Was ist neu in Zwift? (2017/2018)

Was ist neu in Zwift? (2017/2018)

Die Tage werden kürzer, die Temperaturen sinken, die Tools für das Wintertraining werden ausgepackt. Ich setze dieses Jahr wieder auf einen Mix aus draußen fahren, Bahntraining, Laufen und Rolle, um im Frühjahr nicht von Null starten zu müssen und eine gewisse Grundform zu erhalten.

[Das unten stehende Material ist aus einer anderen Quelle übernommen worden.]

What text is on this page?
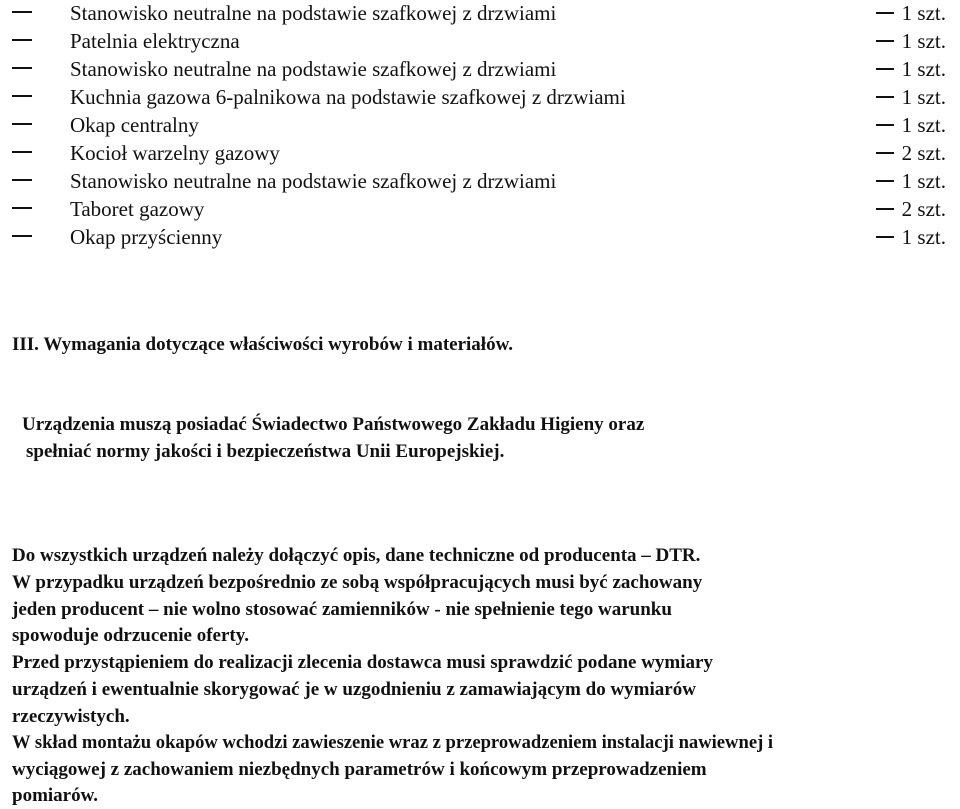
Stanowisko neutralne na podstawie szafkowej z drzwiami	1 szt.
Patelnia elektryczna	1 szt.
Stanowisko neutralne na podstawie szafkowej z drzwiami	1 szt.
Kuchnia gazowa 6-palnikowa na podstawie szafkowej z drzwiami	1 szt.
Okap centralny	1 szt.
Kocioł warzelny gazowy	2 szt.
Stanowisko neutralne na podstawie szafkowej z drzwiami	1 szt.
Taboret gazowy	2 szt.
Okap przyścienny	1 szt.
III. Wymagania dotyczące właściwości wyrobów i materiałów.
Urządzenia muszą posiadać Świadectwo Państwowego Zakładu Higieny oraz
spełniać normy jakości i bezpieczeństwa Unii Europejskiej.
Do wszystkich urządzeń należy dołączyć opis, dane techniczne od producenta – DTR.
W przypadku urządzeń bezpośrednio ze sobą współpracujących musi być zachowany
jeden producent – nie wolno stosować zamienników - nie spełnienie tego warunku
spowoduje odrzucenie oferty.
Przed przystąpieniem do realizacji zlecenia dostawca musi sprawdzić podane wymiary
urządzeń i ewentualnie skorygować je w uzgodnieniu z zamawiającym do wymiarów
rzeczywistych.
W skład montażu okapów wchodzi zawieszenie wraz z przeprowadzeniem instalacji nawiewnej i
wyciągowej z zachowaniem niezbędnych parametrów i końcowym przeprowadzeniem
pomiarów.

Während die Rolle noch vor wenigen Jahren bedeutet hat, stundenlang sinnlos an die Wand zu starren und sich der Agonie der in Zeitlupe heruntertickenden Uhr auszusetzen, gibt es heute weitaus spannendere und unterhaltsamere Wege - der beliebteste davon ist jedenfalls Zwift.

Was ist Zwift?

Für alle jene, denen Zwift noch kein Begriff ist, hier eine Kürzest-Zusammenfassung. Es handelt sich um eine Online-Plattform, mit der das eigene Rad mit der virtuellen Welt von Zwift verbunden wird. Dafür notwendig ist ein sogenannter "Smart Trainer", der zum einen Daten über die eigene abgelieferte Leistung an den Computer übertragen kann und andererseits auch Befehle vom Programm empfangen kann - zum Beispiel um den Widerstand der Rolle zu steuern. So fühlt sich ein Anstieg in der bunten Zwift-Welt auch tatsächlich wie ein echter Anstieg an - echte Anstrengung und echter Schweiß garantiert!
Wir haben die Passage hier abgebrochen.